One point not yet mentioned is that resort fees have a disproportionate impact on the "Grinder" customer. The Vegas traveler who is surprised by a $20 per night resort fee for a $19 midweek room is impacted far more than the traveler who sees the $28 resort fee for an MGM Grand skyloft that runs in the four figures per night...but then again, the resort fee exclusion improves a hotel's price by a much higher percentage, in the lower-priced rooms.
That's what Caesars thought too, even building a marketing campaign around not charging resort fees. But no, people don't look at the bottom line, they look at the price that's quoted. Just read any forum posts about Spirit Airlines from people who clearly didn't read the fine print before booking. Anyway, in 2012 Caesars quietly ended their campaign and introduced resort fees about a week afterwards.

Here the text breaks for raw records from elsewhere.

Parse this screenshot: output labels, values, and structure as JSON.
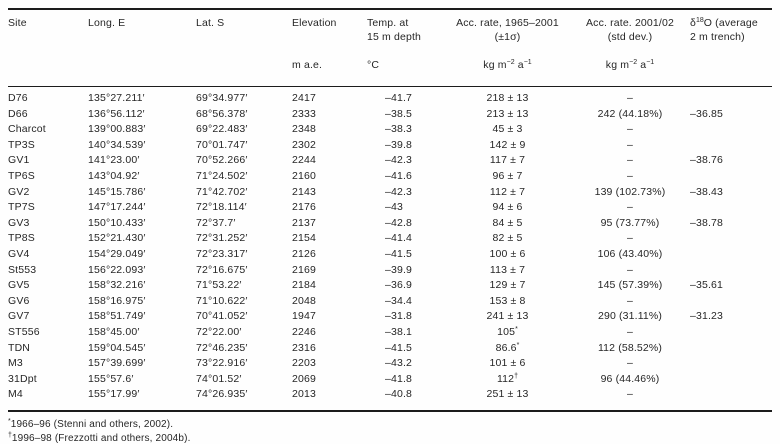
{
  "table": {
    "header": {
      "site": "Site",
      "long": "Long. E",
      "lat": "Lat. S",
      "elevation_label": "Elevation",
      "elevation_unit": "m a.e.",
      "temp_label_1": "Temp. at",
      "temp_label_2": "15 m depth",
      "temp_unit": "°C",
      "acc1_label_1": "Acc. rate, 1965–2001",
      "acc1_label_2": "(±1σ)",
      "acc2_label_1": "Acc. rate. 2001/02",
      "acc2_label_2": "(std dev.)",
      "kg_unit_parts": [
        "kg m",
        "−2",
        " a",
        "−1"
      ],
      "d18o": {
        "pre": "δ",
        "sup": "18",
        "post": "O (average",
        "line2": "2 m trench)"
      }
    },
    "rows": [
      {
        "site": "D76",
        "long": "135°27.211′",
        "lat": "69°34.977′",
        "elev": "2417",
        "temp": "–41.7",
        "acc1": "218 ± 13",
        "acc1_sup": "",
        "acc2": "–",
        "d18o": ""
      },
      {
        "site": "D66",
        "long": "136°56.112′",
        "lat": "68°56.378′",
        "elev": "2333",
        "temp": "–38.5",
        "acc1": "213 ± 13",
        "acc1_sup": "",
        "acc2": "242 (44.18%)",
        "d18o": "–36.85"
      },
      {
        "site": "Charcot",
        "long": "139°00.883′",
        "lat": "69°22.483′",
        "elev": "2348",
        "temp": "–38.3",
        "acc1": "45 ± 3",
        "acc1_sup": "",
        "acc2": "–",
        "d18o": ""
      },
      {
        "site": "TP3S",
        "long": "140°34.539′",
        "lat": "70°01.747′",
        "elev": "2302",
        "temp": "–39.8",
        "acc1": "142 ± 9",
        "acc1_sup": "",
        "acc2": "–",
        "d18o": ""
      },
      {
        "site": "GV1",
        "long": "141°23.00′",
        "lat": "70°52.266′",
        "elev": "2244",
        "temp": "–42.3",
        "acc1": "117 ± 7",
        "acc1_sup": "",
        "acc2": "–",
        "d18o": "–38.76"
      },
      {
        "site": "TP6S",
        "long": "143°04.92′",
        "lat": "71°24.502′",
        "elev": "2160",
        "temp": "–41.6",
        "acc1": "96 ± 7",
        "acc1_sup": "",
        "acc2": "–",
        "d18o": ""
      },
      {
        "site": "GV2",
        "long": "145°15.786′",
        "lat": "71°42.702′",
        "elev": "2143",
        "temp": "–42.3",
        "acc1": "112 ± 7",
        "acc1_sup": "",
        "acc2": "139 (102.73%)",
        "d18o": "–38.43"
      },
      {
        "site": "TP7S",
        "long": "147°17.244′",
        "lat": "72°18.114′",
        "elev": "2176",
        "temp": "–43",
        "acc1": "94 ± 6",
        "acc1_sup": "",
        "acc2": "–",
        "d18o": ""
      },
      {
        "site": "GV3",
        "long": "150°10.433′",
        "lat": "72°37.7′",
        "elev": "2137",
        "temp": "–42.8",
        "acc1": "84 ± 5",
        "acc1_sup": "",
        "acc2": "95 (73.77%)",
        "d18o": "–38.78"
      },
      {
        "site": "TP8S",
        "long": "152°21.430′",
        "lat": "72°31.252′",
        "elev": "2154",
        "temp": "–41.4",
        "acc1": "82 ± 5",
        "acc1_sup": "",
        "acc2": "–",
        "d18o": ""
      },
      {
        "site": "GV4",
        "long": "154°29.049′",
        "lat": "72°23.317′",
        "elev": "2126",
        "temp": "–41.5",
        "acc1": "100 ± 6",
        "acc1_sup": "",
        "acc2": "106 (43.40%)",
        "d18o": ""
      },
      {
        "site": "St553",
        "long": "156°22.093′",
        "lat": "72°16.675′",
        "elev": "2169",
        "temp": "–39.9",
        "acc1": "113 ± 7",
        "acc1_sup": "",
        "acc2": "–",
        "d18o": ""
      },
      {
        "site": "GV5",
        "long": "158°32.216′",
        "lat": "71°53.22′",
        "elev": "2184",
        "temp": "–36.9",
        "acc1": "129 ± 7",
        "acc1_sup": "",
        "acc2": "145 (57.39%)",
        "d18o": "–35.61"
      },
      {
        "site": "GV6",
        "long": "158°16.975′",
        "lat": "71°10.622′",
        "elev": "2048",
        "temp": "–34.4",
        "acc1": "153 ± 8",
        "acc1_sup": "",
        "acc2": "–",
        "d18o": ""
      },
      {
        "site": "GV7",
        "long": "158°51.749′",
        "lat": "70°41.052′",
        "elev": "1947",
        "temp": "–31.8",
        "acc1": "241 ± 13",
        "acc1_sup": "",
        "acc2": "290 (31.11%)",
        "d18o": "–31.23"
      },
      {
        "site": "ST556",
        "long": "158°45.00′",
        "lat": "72°22.00′",
        "elev": "2246",
        "temp": "–38.1",
        "acc1": "105",
        "acc1_sup": "*",
        "acc2": "–",
        "d18o": ""
      },
      {
        "site": "TDN",
        "long": "159°04.545′",
        "lat": "72°46.235′",
        "elev": "2316",
        "temp": "–41.5",
        "acc1": "86.6",
        "acc1_sup": "*",
        "acc2": "112 (58.52%)",
        "d18o": ""
      },
      {
        "site": "M3",
        "long": "157°39.699′",
        "lat": "73°22.916′",
        "elev": "2203",
        "temp": "–43.2",
        "acc1": "101 ± 6",
        "acc1_sup": "",
        "acc2": "–",
        "d18o": ""
      },
      {
        "site": "31Dpt",
        "long": "155°57.6′",
        "lat": "74°01.52′",
        "elev": "2069",
        "temp": "–41.8",
        "acc1": "112",
        "acc1_sup": "†",
        "acc2": "96 (44.46%)",
        "d18o": ""
      },
      {
        "site": "M4",
        "long": "155°17.99′",
        "lat": "74°26.935′",
        "elev": "2013",
        "temp": "–40.8",
        "acc1": "251 ± 13",
        "acc1_sup": "",
        "acc2": "–",
        "d18o": ""
      }
    ],
    "footnotes": [
      {
        "mark": "*",
        "text": "1966–96 (Stenni and others, 2002)."
      },
      {
        "mark": "†",
        "text": "1996–98 (Frezzotti and others, 2004b)."
      }
    ]
  }
}
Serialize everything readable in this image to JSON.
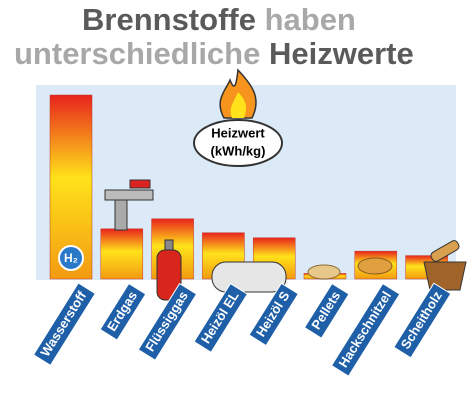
{
  "chart_data": {
    "type": "bar",
    "title_parts": [
      "Brennstoffe",
      "haben",
      "unterschiedliche",
      "Heizwerte"
    ],
    "unit_label": [
      "Heizwert",
      "(kWh/kg)"
    ],
    "icon_label": "H₂",
    "categories": [
      "Wasserstoff",
      "Erdgas",
      "Flüssiggas",
      "Heizöl EL",
      "Heizöl S",
      "Pellets",
      "Hackschnitzel",
      "Scheitholz"
    ],
    "values": [
      33,
      9,
      10.8,
      8.3,
      7.4,
      1,
      5,
      4.2
    ]
  }
}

Hey, thanks for that. I post edited to make the point accurately.
Ughhhh... anyone who is THAT opposed to paying a "resort fee" deserves Arizona Charlies!!!
I was booked five nights there for my next trip. Two room suites were about $38 total on weekdays. However, cheaper options opened up. It is a fine location for going out Boulder highway.
But please, keep trashing it. All the traditionally trashed places have been getting facelifts, so it is harder to go frugally on little gambling.
I used to go to the Gold Spike, to Imperial Palace, to the old unrenovated Plaza, to the Las Vegas Club when they were so trashed and also cheap.
By the end of the month I guess we'll have the "improved" Linq at $80 at night. I leave that to the more deserving folks.
My standards are pretty low. I camp in the back of my van up here near Turning Stone: Electric, hot showers, bass fishing, wifi for $25 on weekends.
So when I walk into a place with hot water right where I sleep and towels and free coffee....well...that is all the luxury I need in Vegas. I'm not there to luxuriate. I want to play poker, so the trashed spots are just what I deserve. And if a few of the upscale its-only-money folks sit down at my poker table. Well, I like that just fine as well.